- Born: 1878 Boston
- Died: January 5, 1962 (aged 83–84) Carmel, California
- Education: Massachusetts Institute of Technology

= Lydia Weld =

First woman to graduate in engineering from MIT

Lydia "Rose" Gould Weld (1878 – January 5, 1962) was one of the first women to graduate with an engineering degree from any college in the United States and the first in Massachusetts Institute of Technology.

==Biography==
Lydia Weld was born as one of a pair of identical twins in 1878 in Boston. Her sister Julia always identified with a purple ribbon on her wrist and was known as Violet. Lydia wore pink and was called Rose. The Weld's traveled south for the winters; spent summers in Cape Cod and spending time in Virginia on the James River by houseboat. Weld played tennis, baseball and collected stamps.

Weld was educated by governesses before going to finishing school. Weld was accepted at Bryn Mawr College but she needed to complete a class in English before attending. Instead she applied to MIT against her mother’s wishes. A professor suggested that she would quit after discovering the level of manual labour involved. She began at MIT in 1898 where she learned blacksmithing and locomotive design while completing a degree in Naval Architecture and Marine Engineering.

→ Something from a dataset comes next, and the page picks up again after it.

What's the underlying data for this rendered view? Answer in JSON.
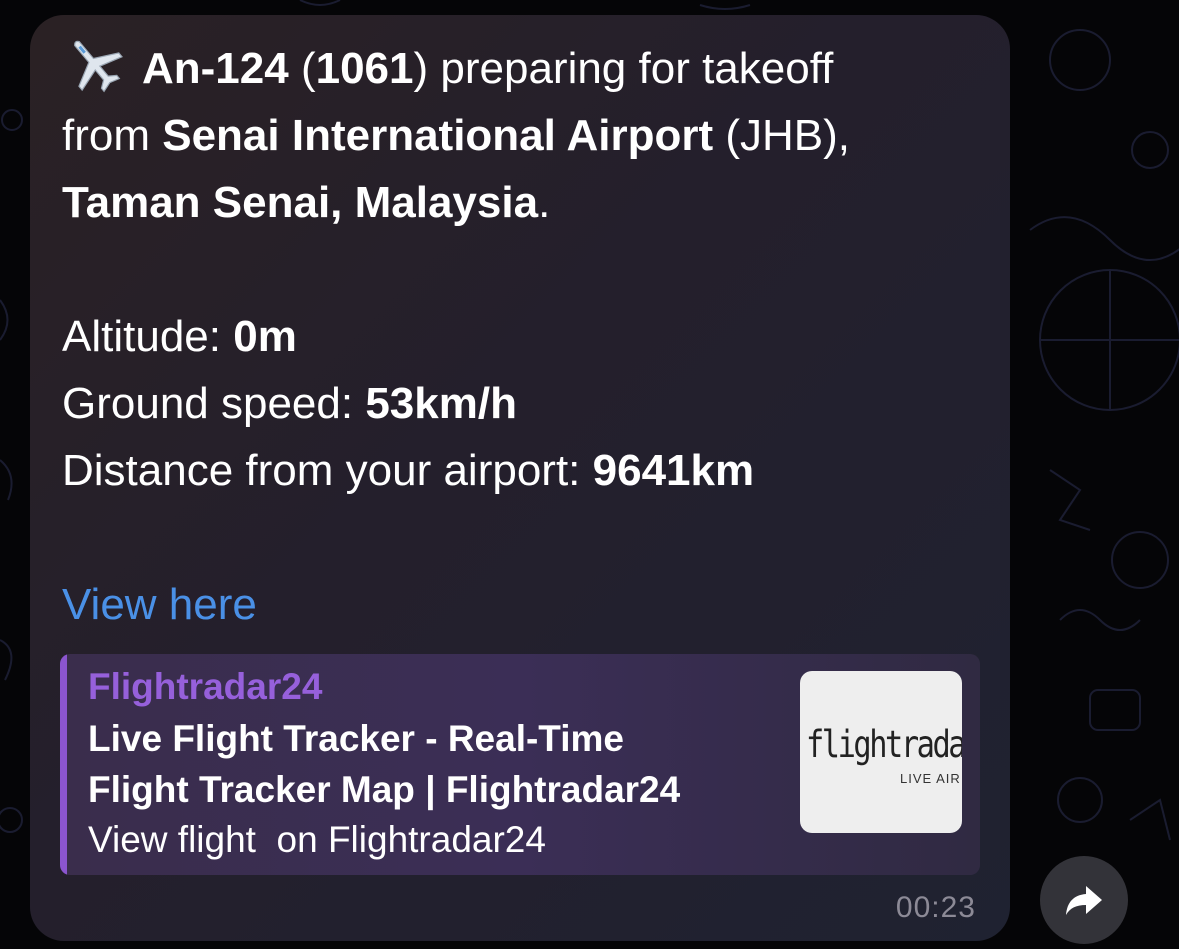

Upon graduating in 1903, Weld got a job as a draughtsman in the engineering division of Newport News Shipbuilding and Dry Dock Company. Weld's role was to produce all the plans for machinery to be installed on naval ships. She became a member of the American Society of Mechanical Engineers, one of the first two women allowed to join alongside Kate Gleason. She was an associate member until 1935 when women were permitted to join as full members. Weld worked from 1903 to 1917 at the shipyard, in charge of the tracing department. She was forced to resign due to a chronic bronchial condition.

Weld moved to live with her brother in California in 1918 where she managed 320 acres of his ranch until 1933. As usual, she took a course in the University of California Davis before taking on the role. Until 1917 Weld taught Sunday school for St. Paul’s Episcopal in Newport News, and in California she got involved in the League of Women Voters. She also assisted with the Right to Work Campaign. Weld was always involved in her MIT alumni activities.

After hearing of the attack on Pearl Harbor Weld volunteered and became a ground observer on a 40-foot tower at Cypress Point in California. She was on duty from 4:00 to 8:00 a.m. She also took a course airplane design in University of California at Berkeley. She became the only engineer working as the senior draughtsman for Moore’s Dry Dock Company in Oakland, California. She retired again in 1945. Weld lived in San Francisco and died on January 5, 1962. She is buried in Forest Lawn Cemetery near Boston.